Visited Northern Tea Power in Manchester this afternoon and had the good fortune to try some cold brewed Honduras using a Hario cold brewer

View attachment 3193


Wayne said central American coffees seem to work well - lots of chocolate and toffee flavours. Mine was served with loads of ice - nice touch. Drinking cold brewed coffee is like nothing else - you expect the normal coffee experience of pour over coffee but the experience is anything but - it's very intense. First off, the smell reminded me of Tia Maria - very strong on the nose. Taste-wise, bright fruity sour/bitterness - quite pronounced, giving way to a long, long toffee caramel burnt butterscotch after taste that lingered and lingered. I could taste the coffee half an hour later. Strongly recommend you get over to NTP and try for yourself - it's an intriguing experience.


----------



## Kyle548 (Jan 24, 2013)

NTP are good at brewed coffee.

Be interesting to see their cold brew.


----------



## CoffeeDiva (May 9, 2013)

Love NTP. Had a tasty iced latte when I was in there at the end of last month. Now think I should have tried this.


----------



## 4085 (Nov 23, 2012)

I find the prospect of cold coffee interesting. Has anyone tried these?
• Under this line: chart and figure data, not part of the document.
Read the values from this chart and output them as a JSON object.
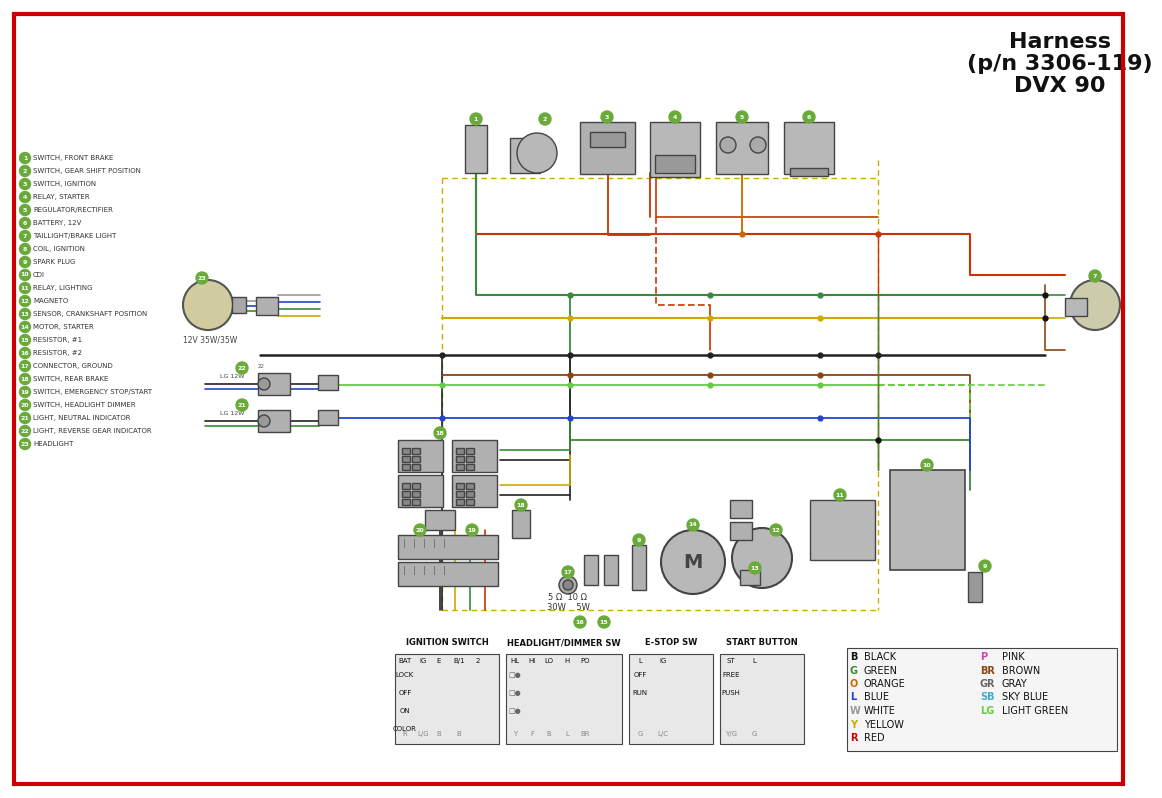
{
  "title_line1": "Harness",
  "title_line2": "(p/n 3306-119)",
  "title_line3": "DVX 90",
  "bg_color": "#ffffff",
  "border_color": "#cc0000",
  "title_color": "#1a1a2e",
  "component_labels": [
    "SWITCH, FRONT BRAKE",
    "SWITCH, GEAR SHIFT POSITION",
    "SWITCH, IGNITION",
    "RELAY, STARTER",
    "REGULATOR/RECTIFIER",
    "BATTERY, 12V",
    "TAILLIGHT/BRAKE LIGHT",
    "COIL, IGNITION",
    "SPARK PLUG",
    "CDI",
    "RELAY, LIGHTING",
    "MAGNETO",
    "SENSOR, CRANKSHAFT POSITION",
    "MOTOR, STARTER",
    "RESISTOR, #1",
    "RESISTOR, #2",
    "CONNECTOR, GROUND",
    "SWITCH, REAR BRAKE",
    "SWITCH, EMERGENCY STOP/START",
    "SWITCH, HEADLIGHT DIMMER",
    "LIGHT, NEUTRAL INDICATOR",
    "LIGHT, REVERSE GEAR INDICATOR",
    "HEADLIGHT"
  ],
  "color_legend_left": [
    [
      "B",
      "#111111",
      "BLACK"
    ],
    [
      "G",
      "#3a8a3a",
      "GREEN"
    ],
    [
      "O",
      "#cc6600",
      "ORANGE"
    ],
    [
      "L",
      "#2244cc",
      "BLUE"
    ],
    [
      "W",
      "#888888",
      "WHITE"
    ],
    [
      "Y",
      "#ccaa00",
      "YELLOW"
    ],
    [
      "R",
      "#cc0000",
      "RED"
    ]
  ],
  "color_legend_right": [
    [
      "P",
      "#cc44aa",
      "PINK"
    ],
    [
      "BR",
      "#8B4513",
      "BROWN"
    ],
    [
      "GR",
      "#666666",
      "GRAY"
    ],
    [
      "SB",
      "#44aacc",
      "SKY BLUE"
    ],
    [
      "LG",
      "#66cc44",
      "LIGHT GREEN"
    ]
  ],
  "wire_colors": {
    "red": "#cc3300",
    "green": "#3a8a3a",
    "yellow": "#ccaa00",
    "black": "#222222",
    "blue": "#2244cc",
    "brown": "#8B4513",
    "orange": "#cc6600",
    "white": "#999999",
    "light_green": "#66cc44",
    "gray": "#666666"
  }
}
http://www.amazon.co.uk/dp/B001VPXEBU


----------



## Danm (Jan 26, 2012)

From what i have read i think you need to up the dosage (x2) for cold brewed.

I have been sampling some good iced mochas at home recently...

Good double expresso

Some choloate syrup

Then 2 parts milk to 1 part iced water.

Very refreshing and slightly indulgent for those who like their milky drinks


----------